Yep, that’s not enough - since proxmox 8.0, maybe 8.1 can’t remember, at install time the ZFS arc is set to 10% of physical memory hard limit - the I/O tanks when there isn’t enough.

12TB disk, should have around 14GB set.

…gimmie a sec just thinking

Also note that when the container starts and zfs cache is empty the io delay still increases to 30% instantly, I tried multiple times with rebooting, If the container however is not used i can easily write 100mb/s with samba for long durations. It does not matter how much data is written, E.G data cap of 1mb/s will still result in high IO/latency issues

this is how it looks when i block the connection


wait you only have 16gb of memory.

don’t take my word for it, try this https://pve.proxmox.com/wiki/ZFS_on_Linux

scroll down, theres the bit about memory requirements…

Allocating enough memory for the ARC is crucial for IO performance, so reduce it with caution. As a general rule of thumb, allocate at least 2 GiB Base + 1 GiB/TiB-Storage

Was going to get you to do ;

echo "$[14 * 1024*1024*1024]" >/sys/module/zfs/parameters/zfs_arc_max

I don’t know what to suggest…

hmm, wait…

So when you start the Container, it sounds like you have the filewalker enabled on start-up for Storj, that uses lots of disk.

try…

find the config.yaml file in the storage node directory.

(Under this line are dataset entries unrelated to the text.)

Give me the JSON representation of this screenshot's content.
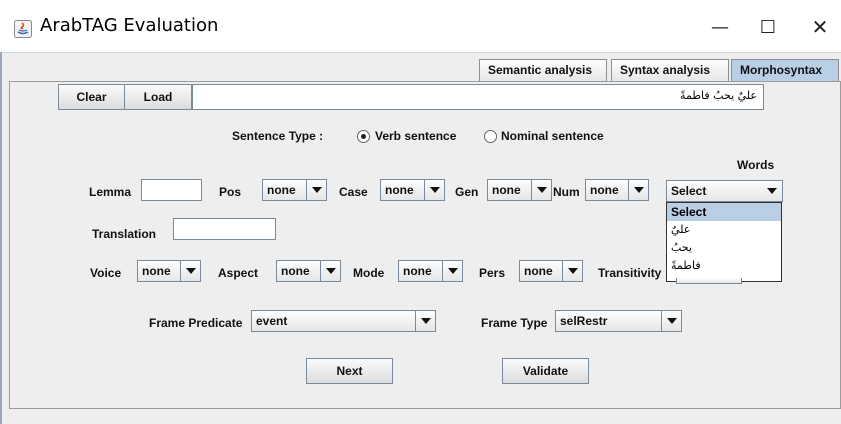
{
  "window": {
    "title": "ArabTAG Evaluation",
    "minimize_glyph": "—",
    "maximize_glyph": "☐",
    "close_glyph": "✕"
  },
  "tabs": [
    {
      "label": "Semantic analysis",
      "active": false
    },
    {
      "label": "Syntax analysis",
      "active": false
    },
    {
      "label": "Morphosyntax",
      "active": true
    }
  ],
  "toolbar": {
    "clear_label": "Clear",
    "load_label": "Load",
    "sentence_value": "عليٌ يحبُ فاطمةً"
  },
  "sentence_type": {
    "label": "Sentence Type :",
    "options": [
      {
        "label": "Verb sentence",
        "checked": true
      },
      {
        "label": "Nominal sentence",
        "checked": false
      }
    ]
  },
  "words": {
    "label": "Words",
    "selected": "Select",
    "options": [
      "Select",
      "عليٌ",
      "يحبُ",
      "فاطمةً"
    ]
  },
  "features_row1": {
    "lemma_label": "Lemma",
    "lemma_value": "",
    "pos_label": "Pos",
    "pos_value": "none",
    "case_label": "Case",
    "case_value": "none",
    "gen_label": "Gen",
    "gen_value": "none",
    "num_label": "Num",
    "num_value": "none"
  },
  "translation": {
    "label": "Translation",
    "value": ""
  },
  "features_row3": {
    "voice_label": "Voice",
    "voice_value": "none",
    "aspect_label": "Aspect",
    "aspect_value": "none",
    "mode_label": "Mode",
    "mode_value": "none",
    "pers_label": "Pers",
    "pers_value": "none",
    "transitivity_label": "Transitivity"
  },
  "frame": {
    "predicate_label": "Frame Predicate",
    "predicate_value": "event",
    "type_label": "Frame Type",
    "type_value": "selRestr"
  },
  "actions": {
    "next_label": "Next",
    "validate_label": "Validate"
  },
  "colors": {
    "selection": "#b8cfe5",
    "panel_bg": "#eeeeee"
  }
}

look for this line, if you havent got it add;

# if set to true, all pieces disk usage is recalculated on startup
# storage2.piece-scan-on-startup: true

and remove the # and change to false

# if set to true, all pieces disk usage is recalculated on startup
storage2.piece-scan-on-startup: false

restart the storage node… does that help ?

1 Like

it helps for a few mins but then it still goes down a lot


for max performance:

zfs set sync=disabled poolname
zfs set atime=off poolname
zfs set xattr=sa poolname
echo "options zfs zfs_txg_timeout=30" >> /etc/modprobe.d/zfs.conf
update-initramfs -u
2 Likes